Conforme dados tratados pelo Dieese (2010), nos anos-agrícolas 2007/2008, 2008/2009 e 2009/2010, foram assentadas 232.700 famílias por meio do Programa Nacional de Reforma Agrária e mais 40.454 famílias pelo Crédito Fundiário, totalizando o acréscimo de 273.154 novas unidades familiares público alvo do Grupo “A”. Entretanto, naquele período esta linha de crédito financiou apenas 168 mil contratos, alcançando pouco mais de R$ 1,6 milhão em empréstimos e representando apenas 3,51% do número de contratos do Pronaf em todo o Brasil e apenas 4,8% do volume de recursos financiados. Naqueles anos-agrícolas, a performance do Grupo “B” foi um pouco melhor, financiando 1,4 milhão de contratos, que totalizaram R$ 2,2 bilhão, mas que representaram apenas 6,62% do volume de recursos aplicados no período, proporção que é compatível com o reduzido valor emprestado em cada contrato, peculiaridade da própria linha de crédito enquadrada como “microcrédito produtivo”. O valor médio dos financiamentos do Grupo “B” naquele intervalo de anos foi de 1.571 reais, fazendo com que o número de contratos firmados representasse 29% do total de empréstimos. As linhas de crédito dos Grupos “C”, “D”, “E” e, após a unificação destes, a do Grupo Variável contrataram no período 2,7 milhão de financiamentos, abarcando 57% do total de empréstimos, com R$ 23 bilhões aplicados ou 69% de tudo o que foi emprestado no país naquele período.
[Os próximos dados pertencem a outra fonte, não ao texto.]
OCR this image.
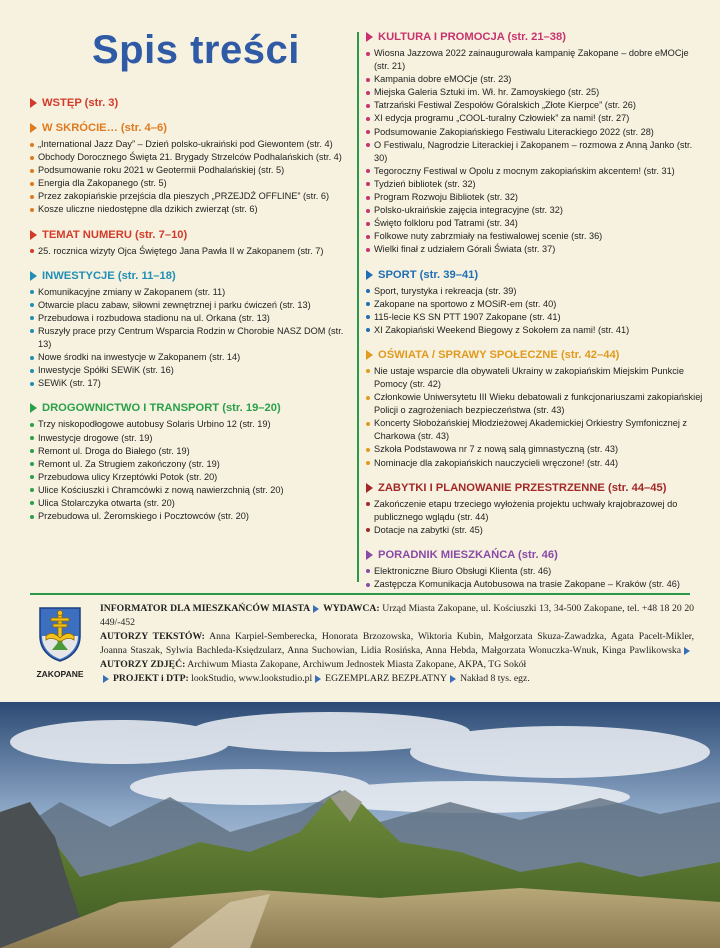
Spis treści
WSTĘP (str. 3)
W SKRÓCIE… (str. 4–6)
„International Jazz Day” – Dzień polsko-ukraiński pod Giewontem (str. 4)
Obchody Dorocznego Święta 21. Brygady Strzelców Podhalańskich (str. 4)
Podsumowanie roku 2021 w Geotermii Podhalańskiej (str. 5)
Energia dla Zakopanego (str. 5)
Przez zakopiańskie przejścia dla pieszych „PRZEJDŹ OFFLINE” (str. 6)
Kosze uliczne niedostępne dla dzikich zwierząt (str. 6)
TEMAT NUMERU (str. 7–10)
25. rocznica wizyty Ojca Świętego Jana Pawła II w Zakopanem (str. 7)
INWESTYCJE (str. 11–18)
Komunikacyjne zmiany w Zakopanem (str. 11)
Otwarcie placu zabaw, siłowni zewnętrznej i parku ćwiczeń (str. 13)
Przebudowa i rozbudowa stadionu na ul. Orkana (str. 13)
Ruszyły prace przy Centrum Wsparcia Rodzin w Chorobie NASZ DOM (str. 13)
Nowe środki na inwestycje w Zakopanem (str. 14)
Inwestycje Spółki SEWiK (str. 16)
SEWiK (str. 17)
DROGOWNICTWO I TRANSPORT (str. 19–20)
Trzy niskopodłogowe autobusy Solaris Urbino 12 (str. 19)
Inwestycje drogowe (str. 19)
Remont ul. Droga do Białego (str. 19)
Remont ul. Za Strugiem zakończony (str. 19)
Przebudowa ulicy Krzeptówki Potok (str. 20)
Ulice Kościuszki i Chramcówki z nową nawierzchnią (str. 20)
Ulica Stolarczyka otwarta (str. 20)
Przebudowa ul. Żeromskiego i Pocztowców (str. 20)
KULTURA I PROMOCJA (str. 21–38)
Wiosna Jazzowa 2022 zainaugurowała kampanię Zakopane – dobre eMOCje (str. 21)
Kampania dobre eMOCje (str. 23)
Miejska Galeria Sztuki im. Wł. hr. Zamoyskiego (str. 25)
Tatrzański Festiwal Zespołów Góralskich „Złote Kierpce” (str. 26)
XI edycja programu „COOL-turalny Człowiek” za nami! (str. 27)
Podsumowanie Zakopiańskiego Festiwalu Literackiego 2022 (str. 28)
O Festiwalu, Nagrodzie Literackiej i Zakopanem – rozmowa z Anną Janko (str. 30)
Tegoroczny Festiwal w Opolu z mocnym zakopiańskim akcentem! (str. 31)
Tydzień bibliotek (str. 32)
Program Rozwoju Bibliotek (str. 32)
Polsko-ukraińskie zajęcia integracyjne (str. 32)
Święto folkloru pod Tatrami (str. 34)
Folkowe nuty zabrzmiały na festiwalowej scenie (str. 36)
Wielki finał z udziałem Górali Świata (str. 37)
SPORT (str. 39–41)
Sport, turystyka i rekreacja (str. 39)
Zakopane na sportowo z MOSiR-em (str. 40)
115-lecie KS SN PTT 1907 Zakopane (str. 41)
XI Zakopiański Weekend Biegowy z Sokołem za nami! (str. 41)
OŚWIATA / SPRAWY SPOŁECZNE (str. 42–44)
Nie ustaje wsparcie dla obywateli Ukrainy w zakopiańskim Miejskim Punkcie Pomocy (str. 42)
Członkowie Uniwersytetu III Wieku debatowali z funkcjonariuszami zakopiańskiej Policji o zagrożeniach bezpieczeństwa (str. 43)
Koncerty Słobożańskiej Młodzieżowej Akademickiej Orkiestry Symfonicznej z Charkowa (str. 43)
Szkoła Podstawowa nr 7 z nową salą gimnastyczną (str. 43)
Nominacje dla zakopiańskich nauczycieli wręczone! (str. 44)
ZABYTKI I PLANOWANIE PRZESTRZENNE (str. 44–45)
Zakończenie etapu trzeciego wyłożenia projektu uchwały krajobrazowej do publicznego wglądu (str. 44)
Dotacje na zabytki (str. 45)
PORADNIK MIESZKAŃCA (str. 46)
Elektroniczne Biuro Obsługi Klienta (str. 46)
Zastępcza Komunikacja Autobusowa na trasie Zakopane – Kraków (str. 46)
ZAKOPANE
INFORMATOR DLA MIESZKAŃCÓW MIASTA WYDAWCA: Urząd Miasta Zakopane, ul. Kościuszki 13, 34-500 Zakopane, tel. +48 18 20 20 449/-452
AUTORZY TEKSTÓW: Anna Karpiel-Semberecka, Honorata Brzozowska, Wiktoria Kubin, Małgorzata Skuza-Zawadzka, Agata Pacelt-Mikler, Joanna Staszak, Sylwia Bachleda-Księdzularz, Anna Suchowian, Lidia Rosińska, Anna Hebda, Małgorzata Wonuczka-Wnuk, Kinga PawlikowskaAUTORZY ZDJĘĆ: Archiwum Miasta Zakopane, Archiwum Jednostek Miasta Zakopane, AKPA, TG Sokół
PROJEKT i DTP: lookStudio, www.lookstudio.pl EGZEMPLARZ BEZPŁATNY Nakład 8 tys. egz.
As linhas de crédito dos Grupos “C”, “D”, “E” eram destinadas aos agricultores familiares mais estruturados, que tivessem obtido nos doze meses anteriores à emissão da Declaração de Aptidão ao Pronaf (DAP) até R$ 60 mil de renda bruta familiar, sendo que, após a unificação dessas linhas no Grupo Variável, o limite da renda passou a ser de até R$ 110 mil por ano e os produtores enquadrados poderiam contratar financiamentos de até R$ 80 mil na modalidade custeio e de até R$ 130 mil na modalidade investimento. A unificação permitiu que os agricultores familiares enquadrados nesse segmento financiassem livremente sua atividade, limitando-se o volume de crédito apenas à análise financeira da propriedade rural e não mais ao esbarro da linha de crédito. Os resultados do programa demonstraram, já nos anos seguintes à unificação daquelas linhas de crédito, a influência do aumento da renda para fins de enquadramento, vez que na safra 2009/2010 o Grupo Variável representou 40% do número de contratos firmados e 67% do valor emprestado. Ou seja, com a expansão da faixa de renda, mais produtores de melhor estruturação puderam ser inseridos no programa, o que explica o aumento no valor médio dos contratos.
Já os Grupos “A” e “B” não tiveram proporcionalmente o mesmo aumento. O Grupo “A”, nos anos-agrícolas 2007/2008, 2008/2009 e 2009/2010, representou 3,9%, 4,5% e 6,4%, do volume total financiado nos respectivos períodos, no entanto, com redução relativa no número de contratos, que alcançaram naqueles anos-agrícolas respectivamente 2,60%, 3,52% e 1,43% do número de financiamentos. Ou seja, entre os contratos do Grupo “A” também houve aumento no valor médio dos financiamentos do período, o que pode apenas significar uma maior complexidade dos projetos técnicos, vez que a linha de crédito não passou por nenhuma elevação de limite de financiamento naqueles anos. No caso do Grupo “B”, houve um crescimento mais significativo, considerando que em 2007/2008 a linha de crédito representava 23,4% do número de contratos, mas apenas 3,9% do valor total financiado. Em 2009/2010 a participação do Grupo “B” no número total de empréstimos subiu para 39,4%, representando 9,54% do total dos recursos contratados. A maior relevância do Grupo “B” reflete a permissão às instituições financeiras para atuarem por mandato, por intermédio de Organizações da Sociedade Civil de Interesse Público (Oscip) e cooperativas de crédito, quando utilizarem a metodologia preconizada pelo Programa Nacional de Microcrédito Produtivo Orientado (PNMPO). A metodologia e os resultados do PNMPO para o Pronaf serão mais bem detalhados adiante, no item 3.3.